1997 novel by John Grisham

The Partner (1997) is a legal/thriller novel by American author John Grisham. It was Grisham's eighth novel.

==Plot==
It has been four years since Patrick Lanigan, a junior partner in a law firm based in Biloxi, Mississippi, learned of the scheme, masterminded by his firm's client, shipbuilding magnate Benny Aricia, to defraud the U.S. government via inflated and falsified contracts for the construction of U.S. Navy vessels. The firm's senior partners didn't include Lanigan in the plan, in which they stood to earn millions laundering the ill-gotten gains. Lanigan then devised a plan of his own, wherein he faked his death, stole $90 million from the secret offshore accounts where the firm had been hiding the ill-gotten gains, and then fled to South America. Since then, Lanigan started a new life with new-found love Eva. But Aricia has never forgotten the man who betrayed him and soon, his men find the former partner with intentions to do whatever it takes to recover the money. In a desperate bid, Lanigan gives power of attorney over his estate to Eva, then turns himself over to the FBI. Once returned to the U.S., Lanigan must fight multiple legal battles, in state, civil and federal courts, involving a former client, his estranged wife, and the highest levels of government, to protect the people he cares for, gain his freedom and, finally get back to Eva and the part of the fortune they secretly set aside.

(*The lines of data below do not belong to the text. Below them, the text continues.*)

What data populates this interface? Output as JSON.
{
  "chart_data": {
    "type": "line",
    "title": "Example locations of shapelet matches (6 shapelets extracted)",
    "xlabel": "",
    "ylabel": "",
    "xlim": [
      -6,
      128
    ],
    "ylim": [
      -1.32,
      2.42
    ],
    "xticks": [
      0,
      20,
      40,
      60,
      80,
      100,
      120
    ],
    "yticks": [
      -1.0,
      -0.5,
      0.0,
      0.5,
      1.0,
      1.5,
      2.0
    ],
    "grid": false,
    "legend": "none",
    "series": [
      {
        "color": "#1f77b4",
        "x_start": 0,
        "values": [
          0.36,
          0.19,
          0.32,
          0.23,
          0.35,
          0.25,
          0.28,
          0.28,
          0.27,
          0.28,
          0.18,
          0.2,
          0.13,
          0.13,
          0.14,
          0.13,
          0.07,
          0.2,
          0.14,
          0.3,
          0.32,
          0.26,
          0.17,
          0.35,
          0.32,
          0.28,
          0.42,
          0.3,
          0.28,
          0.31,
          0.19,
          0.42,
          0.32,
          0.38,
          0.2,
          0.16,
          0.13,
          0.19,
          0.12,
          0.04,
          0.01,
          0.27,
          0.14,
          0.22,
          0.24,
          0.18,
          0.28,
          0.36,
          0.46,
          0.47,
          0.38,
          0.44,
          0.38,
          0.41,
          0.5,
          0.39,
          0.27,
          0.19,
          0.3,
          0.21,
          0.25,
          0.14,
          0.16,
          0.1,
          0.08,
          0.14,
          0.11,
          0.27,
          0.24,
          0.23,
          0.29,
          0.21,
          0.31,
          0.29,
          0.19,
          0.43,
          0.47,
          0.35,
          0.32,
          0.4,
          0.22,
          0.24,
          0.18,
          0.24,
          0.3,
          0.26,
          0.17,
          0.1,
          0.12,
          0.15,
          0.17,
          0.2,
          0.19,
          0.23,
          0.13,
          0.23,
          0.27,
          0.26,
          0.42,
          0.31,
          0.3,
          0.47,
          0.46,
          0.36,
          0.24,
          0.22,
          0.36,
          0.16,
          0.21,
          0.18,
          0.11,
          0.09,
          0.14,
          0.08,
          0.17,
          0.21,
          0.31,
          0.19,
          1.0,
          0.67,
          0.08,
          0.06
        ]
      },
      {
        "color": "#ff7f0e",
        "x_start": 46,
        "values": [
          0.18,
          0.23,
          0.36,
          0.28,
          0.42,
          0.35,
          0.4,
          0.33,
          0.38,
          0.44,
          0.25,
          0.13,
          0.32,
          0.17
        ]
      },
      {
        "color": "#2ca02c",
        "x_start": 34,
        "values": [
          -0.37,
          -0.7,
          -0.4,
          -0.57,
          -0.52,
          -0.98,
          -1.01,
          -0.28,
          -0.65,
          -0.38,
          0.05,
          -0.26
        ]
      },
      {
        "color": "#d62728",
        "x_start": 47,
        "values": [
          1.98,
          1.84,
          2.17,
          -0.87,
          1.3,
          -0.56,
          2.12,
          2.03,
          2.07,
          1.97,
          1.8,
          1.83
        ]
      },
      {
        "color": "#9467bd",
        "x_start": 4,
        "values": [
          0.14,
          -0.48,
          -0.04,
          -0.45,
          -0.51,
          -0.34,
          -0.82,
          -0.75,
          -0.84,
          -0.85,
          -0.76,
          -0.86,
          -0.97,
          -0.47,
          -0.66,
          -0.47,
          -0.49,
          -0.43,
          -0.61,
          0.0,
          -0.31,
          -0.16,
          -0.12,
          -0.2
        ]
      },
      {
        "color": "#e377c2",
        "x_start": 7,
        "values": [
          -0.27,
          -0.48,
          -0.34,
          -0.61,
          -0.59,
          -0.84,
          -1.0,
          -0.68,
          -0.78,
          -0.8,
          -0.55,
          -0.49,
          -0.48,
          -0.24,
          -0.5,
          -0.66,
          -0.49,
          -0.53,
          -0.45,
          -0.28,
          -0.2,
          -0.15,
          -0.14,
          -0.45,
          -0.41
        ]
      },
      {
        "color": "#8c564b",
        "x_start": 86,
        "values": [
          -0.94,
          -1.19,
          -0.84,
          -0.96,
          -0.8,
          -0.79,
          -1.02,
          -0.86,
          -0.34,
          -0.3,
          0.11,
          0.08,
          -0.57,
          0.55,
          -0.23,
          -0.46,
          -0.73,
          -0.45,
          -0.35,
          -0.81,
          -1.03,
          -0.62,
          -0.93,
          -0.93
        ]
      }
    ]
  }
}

Patrick essentially defeats all legal claims against him. But then Eva disappears with his remaining money, leaving him alone in Brazil.

==Critical reception==
Publishers Weekly wrote: "To call the plot of The Partner mechanical is at least partly a compliment: it is well-oiled, intricate and works smoothly. But its cynicism is remorseless." Kirkus Reviews called the book Grisham's "best-plotted novel yet," praising the "masterfully bittersweet end."

==Film adaptation==
In January 2025, it was announced that Tom Holland had made a deal to star in and produce an adaptation of The Partner for Universal Pictures with screenwriter Graham Moore set to write the script. Previously, John Lee Hancock had intended to adapt The Partner as a follow-up to The Blind Side for New Regency before the project stalled in development. In October 2025, it was announced that Jason Bateman will direct and executive produce the film adaptation under Aggregate Films.